Environmental Matching Attack Against Unmanned Aerial Vehicles Object Detection
Dehong Kong, Siyuan Liang, Wenqi Ren
TL;DR
This paper addresses the vulnerability of UAV object detectors to adversarial patches while highlighting environmental naturalness as a key constraint. It introduces Environmental Matching Attack (EMA), which uses a text-guided diffusion prior and scene matching to constrain patch color and appearance, while applying a perturbation rather than directly modifying the patch. By optimizing an additive perturbation under an $\ell_{\infty}$ bound and guiding the diffusion process with environment-aware prompts, EMA balances attack efficacy with visual naturalness. Across digital and physical experiments on UAV datasets, EMA achieves near state-of-the-art attack performance with significantly improved patch naturalness, suggesting more stealthy adversarial approaches in UAV contexts and informing defense strategies.
Abstract
Object detection techniques for Unmanned Aerial Vehicles (UAVs) rely on Deep Neural Networks (DNNs), which are vulnerable to adversarial attacks.
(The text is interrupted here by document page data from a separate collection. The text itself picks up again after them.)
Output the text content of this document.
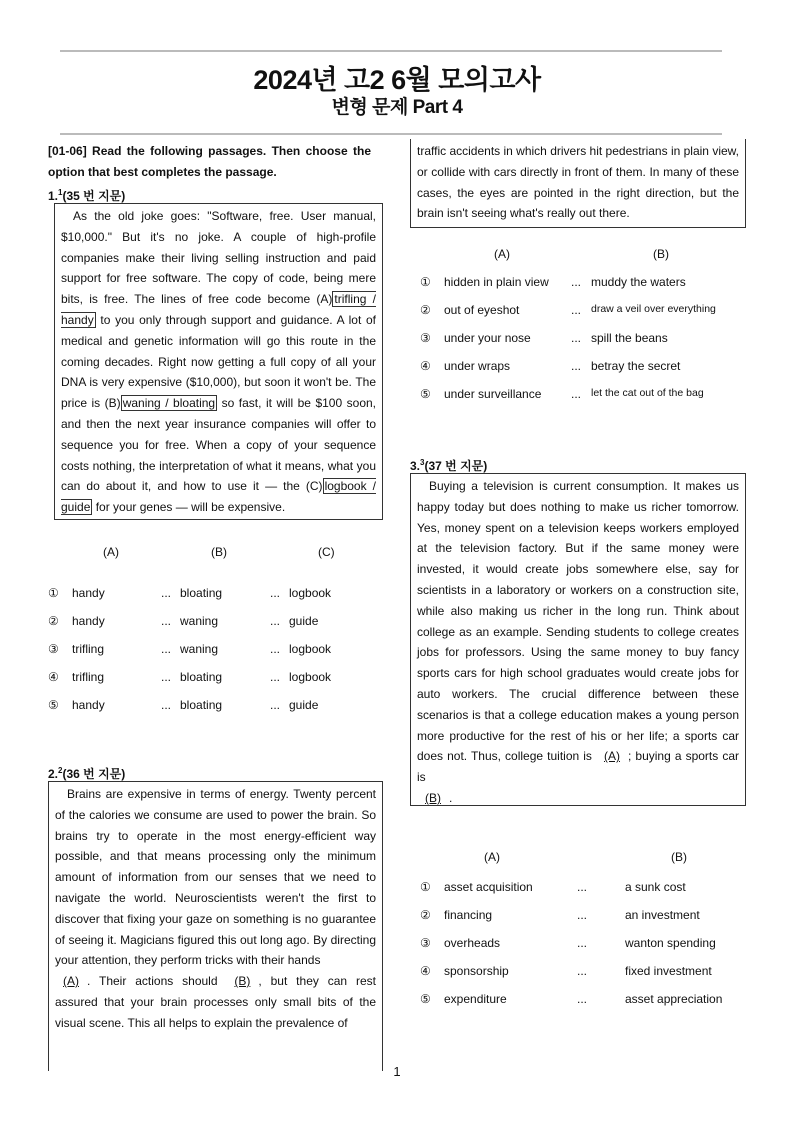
2024년 고2 6월 모의고사
변형 문제 Part 4
[01-06] Read the following passages. Then choose the option that best completes the passage.
1.$^1$(35 번 지문)

As the old joke goes: "Software, free. User manual, $10,000." But it's no joke. A couple of high-profile companies make their living selling instruction and paid support for free software. The copy of code, being mere bits, is free. The lines of free code become (A) trifling / handy to you only through support and guidance. A lot of medical and genetic information will go this route in the coming decades. Right now getting a full copy of all your DNA is very expensive ($10,000), but soon it won't be. The price is (B) waning / bloating so fast, it will be $100 soon, and then the next year insurance companies will offer to sequence you for free. When a copy of your sequence costs nothing, the interpretation of what it means, what you can do about it, and how to use it — the (C) logbook / guide for your genes — will be expensive.

(A)	(B)	(C)
① handy	... bloating	... logbook
② handy	... waning	... guide
③ trifling	... waning	... logbook
④ trifling	... bloating	... logbook
⑤ handy	... bloating	... guide
2.$^2$(36 번 지문)

Brains are expensive in terms of energy. Twenty percent of the calories we consume are used to power the brain. So brains try to operate in the most energy-efficient way possible, and that means processing only the minimum amount of information from our senses that we need to navigate the world. Neuroscientists weren't the first to discover that fixing your gaze on something is no guarantee of seeing it. Magicians figured this out long ago. By directing your attention, they perform tricks with their hands
(A) . Their actions should (B) , but they can rest assured that your brain processes only small bits of the visual scene. This all helps to explain the prevalence of

traffic accidents in which drivers hit pedestrians in plain view, or collide with cars directly in front of them. In many of these cases, the eyes are pointed in the right direction, but the brain isn't seeing what's really out there.
(A)	(B)
① hidden in plain view ... muddy the waters
② out of eyeshot	... draw a veil over everything
③ under your nose	... spill the beans
④ under wraps	... betray the secret
⑤ under surveillance ... let the cat out of the bag
3.$^3$(37 번 지문)

Buying a television is current consumption. It makes us happy today but does nothing to make us richer tomorrow. Yes, money spent on a television keeps workers employed at the television factory. But if the same money were invested, it would create jobs somewhere else, say for scientists in a laboratory or workers on a construction site, while also making us richer in the long run. Think about college as an example. Sending students to college creates jobs for professors. Using the same money to buy fancy sports cars for high school graduates would create jobs for auto workers. The crucial difference between these scenarios is that a college education makes a young person more productive for the rest of his or her life; a sports car does not. Thus, college tuition is (A) ; buying a sports car is
(B) .

(A)	(B)
① asset acquisition	...	a sunk cost
② financing	...	an investment
③ overheads	...	wanton spending
④ sponsorship	...	fixed investment
⑤ expenditure	...	asset appreciation
1
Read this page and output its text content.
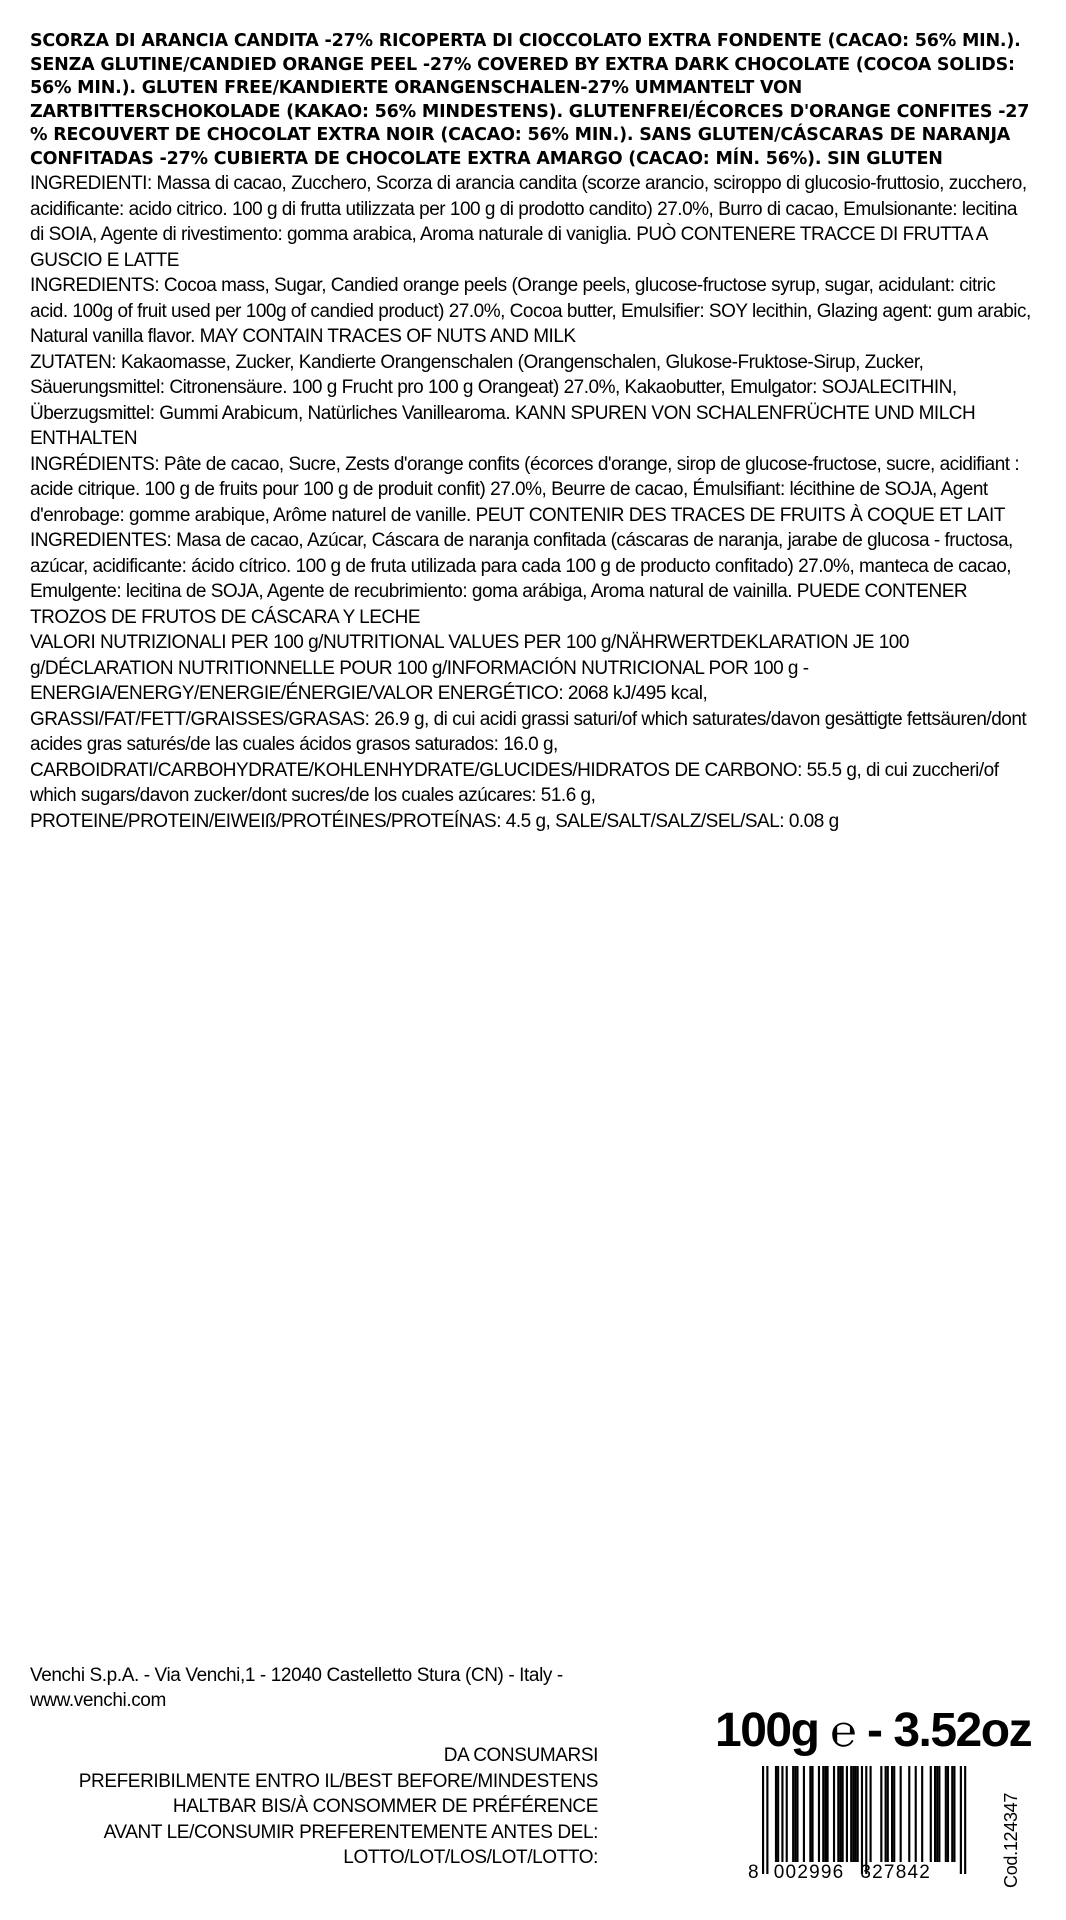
SCORZA DI ARANCIA CANDITA -27% RICOPERTA DI CIOCCOLATO EXTRA FONDENTE (CACAO: 56% MIN.). SENZA GLUTINE/CANDIED ORANGE PEEL -27% COVERED BY EXTRA DARK CHOCOLATE (COCOA SOLIDS: 56% MIN.). GLUTEN FREE/KANDIERTE ORANGENSCHALEN-27% UMMANTELT VON ZARTBITTERSCHOKOLADE (KAKAO: 56% MINDESTENS). GLUTENFREI/ÉCORCES D'ORANGE CONFITES -27 % RECOUVERT DE CHOCOLAT EXTRA NOIR (CACAO: 56% MIN.). SANS GLUTEN/CÁSCARAS DE NARANJA CONFITADAS -27% CUBIERTA DE CHOCOLATE EXTRA AMARGO (CACAO: MÍN. 56%). SIN GLUTEN

INGREDIENTI: Massa di cacao, Zucchero, Scorza di arancia candita (scorze arancio, sciroppo di glucosio-fruttosio, zucchero, acidificante: acido citrico. 100 g di frutta utilizzata per 100 g di prodotto candito) 27.0%, Burro di cacao, Emulsionante: lecitina di SOIA, Agente di rivestimento: gomma arabica, Aroma naturale di vaniglia. PUÒ CONTENERE TRACCE DI FRUTTA A GUSCIO E LATTE

INGREDIENTS: Cocoa mass, Sugar, Candied orange peels (Orange peels, glucose-fructose syrup, sugar, acidulant: citric acid. 100g of fruit used per 100g of candied product) 27.0%, Cocoa butter, Emulsifier: SOY lecithin, Glazing agent: gum arabic, Natural vanilla flavor. MAY CONTAIN TRACES OF NUTS AND MILK

ZUTATEN: Kakaomasse, Zucker, Kandierte Orangenschalen (Orangenschalen, Glukose-Fruktose-Sirup, Zucker, Säuerungsmittel: Citronensäure. 100 g Frucht pro 100 g Orangeat) 27.0%, Kakaobutter, Emulgator: SOJALECITHIN, Überzugsmittel: Gummi Arabicum, Natürliches Vanillearoma. KANN SPUREN VON SCHALENFRÜCHTE UND MILCH ENTHALTEN

INGRÉDIENTS: Pâte de cacao, Sucre, Zests d'orange confits (écorces d'orange, sirop de glucose-fructose, sucre, acidifiant : acide citrique. 100 g de fruits pour 100 g de produit confit) 27.0%, Beurre de cacao, Émulsifiant: lécithine de SOJA, Agent d'enrobage: gomme arabique, Arôme naturel de vanille. PEUT CONTENIR DES TRACES DE FRUITS À COQUE ET LAIT

INGREDIENTES: Masa de cacao, Azúcar, Cáscara de naranja confitada (cáscaras de naranja, jarabe de glucosa - fructosa, azúcar, acidificante: ácido cítrico. 100 g de fruta utilizada para cada 100 g de producto confitado) 27.0%, manteca de cacao, Emulgente: lecitina de SOJA, Agente de recubrimiento: goma arábiga, Aroma natural de vainilla. PUEDE CONTENER TROZOS DE FRUTOS DE CÁSCARA Y LECHE

VALORI NUTRIZIONALI PER 100 g/NUTRITIONAL VALUES PER 100 g/NÄHRWERTDEKLARATION JE 100 g/DÉCLARATION NUTRITIONNELLE POUR 100 g/INFORMACIÓN NUTRICIONAL POR 100 g -

ENERGIA/ENERGY/ENERGIE/ÉNERGIE/VALOR ENERGÉTICO: 2068 kJ/495 kcal,

GRASSI/FAT/FETT/GRAISSES/GRASAS: 26.9 g, di cui acidi grassi saturi/of which saturates/davon gesättigte fettsäuren/dont acides gras saturés/de las cuales ácidos grasos saturados: 16.0 g,

CARBOIDRATI/CARBOHYDRATE/KOHLENHYDRATE/GLUCIDES/HIDRATOS DE CARBONO: 55.5 g, di cui zuccheri/of which sugars/davon zucker/dont sucres/de los cuales azúcares: 51.6 g,

PROTEINE/PROTEIN/EIWEIß/PROTÉINES/PROTEÍNAS: 4.5 g, SALE/SALT/SALZ/SEL/SAL: 0.08 g

Venchi S.p.A. - Via Venchi,1 - 12040 Castelletto Stura (CN) - Italy -
www.venchi.com
DA CONSUMARSI
PREFERIBILMENTE ENTRO IL/BEST BEFORE/MINDESTENS
HALTBAR BIS/À CONSOMMER DE PRÉFÉRENCE
AVANT LE/CONSUMIR PREFERENTEMENTE ANTES DEL:
LOTTO/LOT/LOS/LOT/LOTTO:
100g ℮ - 3.52oz
8 002996 327842	Cod.124347
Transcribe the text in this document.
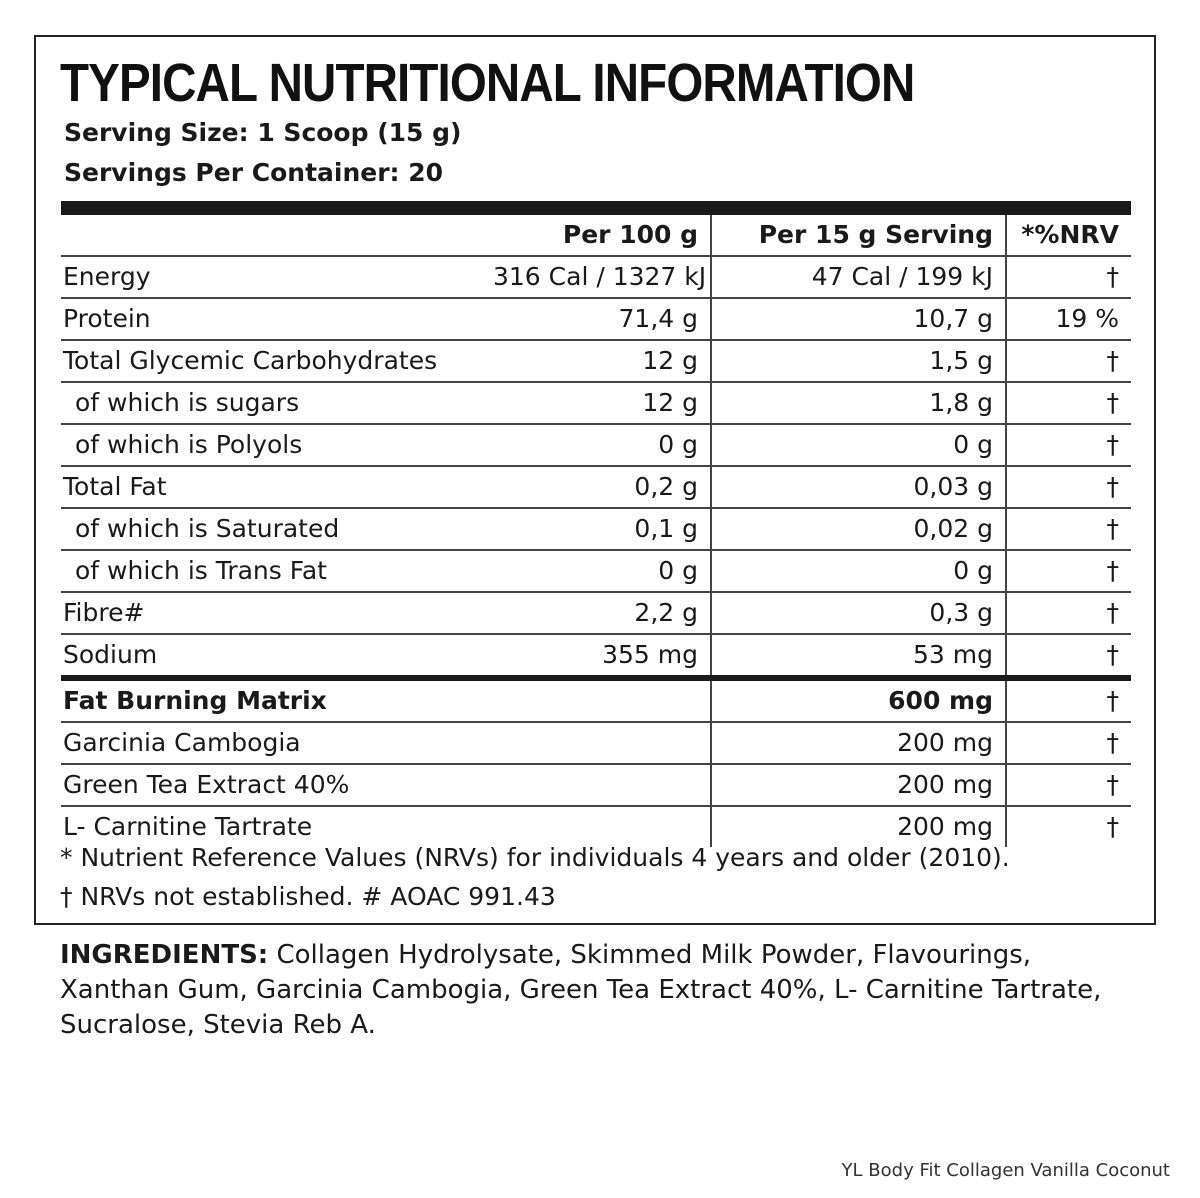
TYPICAL NUTRITIONAL INFORMATION
Serving Size: 1 Scoop (15 g)
Servings Per Container: 20

	Per 100 g	Per 15 g Serving	*%NRV
Energy	316 Cal / 1327 kJ	47 Cal / 199 kJ	†
Protein	71,4 g	10,7 g	19 %
Total Glycemic Carbohydrates	12 g	1,5 g	†
of which is sugars	12 g	1,8 g	†
of which is Polyols	0 g	0 g	†
Total Fat	0,2 g	0,03 g	†
of which is Saturated	0,1 g	0,02 g	†
of which is Trans Fat	0 g	0 g	†
Fibre#	2,2 g	0,3 g	†
Sodium	355 mg	53 mg	†
Fat Burning Matrix		600 mg	†
Garcinia Cambogia		200 mg	†
Green Tea Extract 40%		200 mg	†
L- Carnitine Tartrate		200 mg	†
* Nutrient Reference Values (NRVs) for individuals 4 years and older (2010).
† NRVs not established. # AOAC 991.43

INGREDIENTS: Collagen Hydrolysate, Skimmed Milk Powder, Flavourings, Xanthan Gum, Garcinia Cambogia, Green Tea Extract 40%, L- Carnitine Tartrate, Sucralose, Stevia Reb A.

YL Body Fit Collagen Vanilla Coconut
Nonetheless, adversarial patches generated by existing algorithms in the UAV domain pay very little attention to the naturalness of adversarial patches. Moreover, imposing constraints directly on adversarial patches makes it difficult to generate patches that appear natural to the human eye while ensuring a high attack success rate. We notice that patches are natural looking when their overall color is consistent with the environment. Therefore, we propose a new method named Environmental Matching Attack(EMA) to address the issue of optimizing the adversarial patch under the constraints of color. To the best of our knowledge, this paper is the first to consider natural patches in the domain of UAVs. The EMA method exploits strong prior knowledge of a pretrained stable diffusion to guide the optimization direction of the adversarial patch, where the text guidance can restrict the color of the patch. To better match the environment, the contrast and brightness of the patch are appropriately adjusted. Instead of optimizing the adversarial patch itself, we optimize an adversarial perturbation patch which initializes to zero so that the model can better trade off attacking performance and naturalness. Experiments conducted on the DroneVehicle and Carpk datasets have shown that our work can reach nearly the same attack performance in the digital attack(no greater than 2 in mAP$\%$), surpass the baseline method in the physical specific scenarios, and exhibit a significant advantage in terms of naturalness in visualization and color difference with the environment.